Over the last few decades, an experiment has been taking place within the Republican Party. It has been conducted not by party leaders as much as by the rank and file or so-called base. It has been an experiment as to whether a politically-pure party can be a viable party. To my knowledge this has never been done before.
Over the years, groups such as Club for Growth have sought out those who were considered apostates and targeted them for inter-party challenges. In many cases they have picked off those moderates and have made the party more pure.
These groups tend to be inward looking and wary of the outside world. For them, the reason the GOP lost in 2006 and 2008 was because they were not pure enough. George W. Bush? He spent like a drunken sailor. John McCain? He was too feckless. No, there is no need to change and to expand the coalition, there is only the need to be more faithful and more pure and purge those who don’t agree.
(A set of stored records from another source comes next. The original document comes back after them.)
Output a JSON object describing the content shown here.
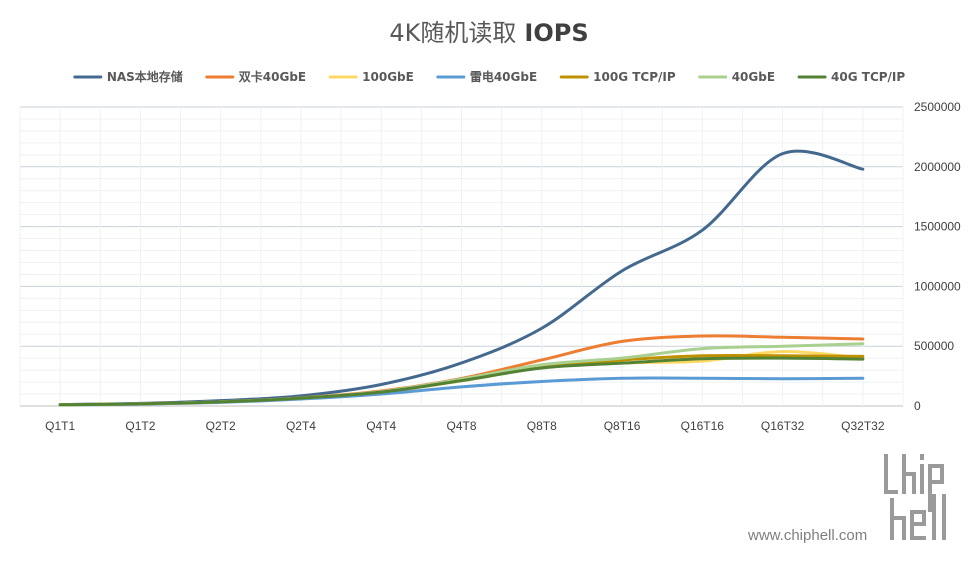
{
  "chart_data": {
    "type": "line",
    "title": "4K随机读取",
    "title_bold": "IOPS",
    "categories": [
      "Q1T1",
      "Q1T2",
      "Q2T2",
      "Q2T4",
      "Q4T4",
      "Q4T8",
      "Q8T8",
      "Q8T16",
      "Q16T16",
      "Q16T32",
      "Q32T32"
    ],
    "ylim": [
      0,
      2500000
    ],
    "yticks": [
      0,
      500000,
      1000000,
      1500000,
      2000000,
      2500000
    ],
    "y_axis_side": "right",
    "legend_position": "top",
    "grid": true,
    "series": [
      {
        "name": "NAS本地存储",
        "color": "#44698f",
        "values": [
          12000,
          22000,
          45000,
          85000,
          180000,
          360000,
          650000,
          1130000,
          1470000,
          2110000,
          1980000
        ]
      },
      {
        "name": "双卡40GbE",
        "color": "#ed7d31",
        "values": [
          10000,
          18000,
          35000,
          68000,
          125000,
          230000,
          385000,
          540000,
          585000,
          575000,
          560000
        ]
      },
      {
        "name": "100GbE",
        "color": "#ffd966",
        "values": [
          10000,
          18000,
          34000,
          65000,
          115000,
          210000,
          320000,
          360000,
          375000,
          455000,
          400000
        ]
      },
      {
        "name": "雷电40GbE",
        "color": "#5b9bd5",
        "values": [
          9000,
          16000,
          30000,
          58000,
          100000,
          160000,
          205000,
          232000,
          232000,
          228000,
          232000
        ]
      },
      {
        "name": "100G TCP/IP",
        "color": "#bf9000",
        "values": [
          10000,
          18000,
          34000,
          66000,
          118000,
          215000,
          330000,
          385000,
          420000,
          420000,
          415000
        ]
      },
      {
        "name": "40GbE",
        "color": "#a9d08e",
        "values": [
          10000,
          18000,
          35000,
          67000,
          120000,
          225000,
          345000,
          400000,
          480000,
          500000,
          520000
        ]
      },
      {
        "name": "40G TCP/IP",
        "color": "#548235",
        "values": [
          10000,
          18000,
          34000,
          66000,
          116000,
          212000,
          318000,
          358000,
          395000,
          400000,
          392000
        ]
      }
    ]
  },
  "watermark": {
    "text": "www.chiphell.com",
    "logo_text": "chip hell"
  }
}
Ross Douthat, in his debut column for the New York Times, argues that maybe Dick Cheney should have run for President last year, so that the purists would have their way – and when they lost, no longer have the excuse that they were not pure enough in their ideology.
Arlen Specter’s decision to leave the GOP for the Democrats might have many conservative purists shouting Hallelujah today. But it means that they probably have resigned the GOP to a rump status, but hey, at least they are a bit purer than they were before.
Will being pure be the winning strategy for the GOP? I’m gonna say this: you can be an ideologically-pure party or you can be a majority party, but you can’t be both.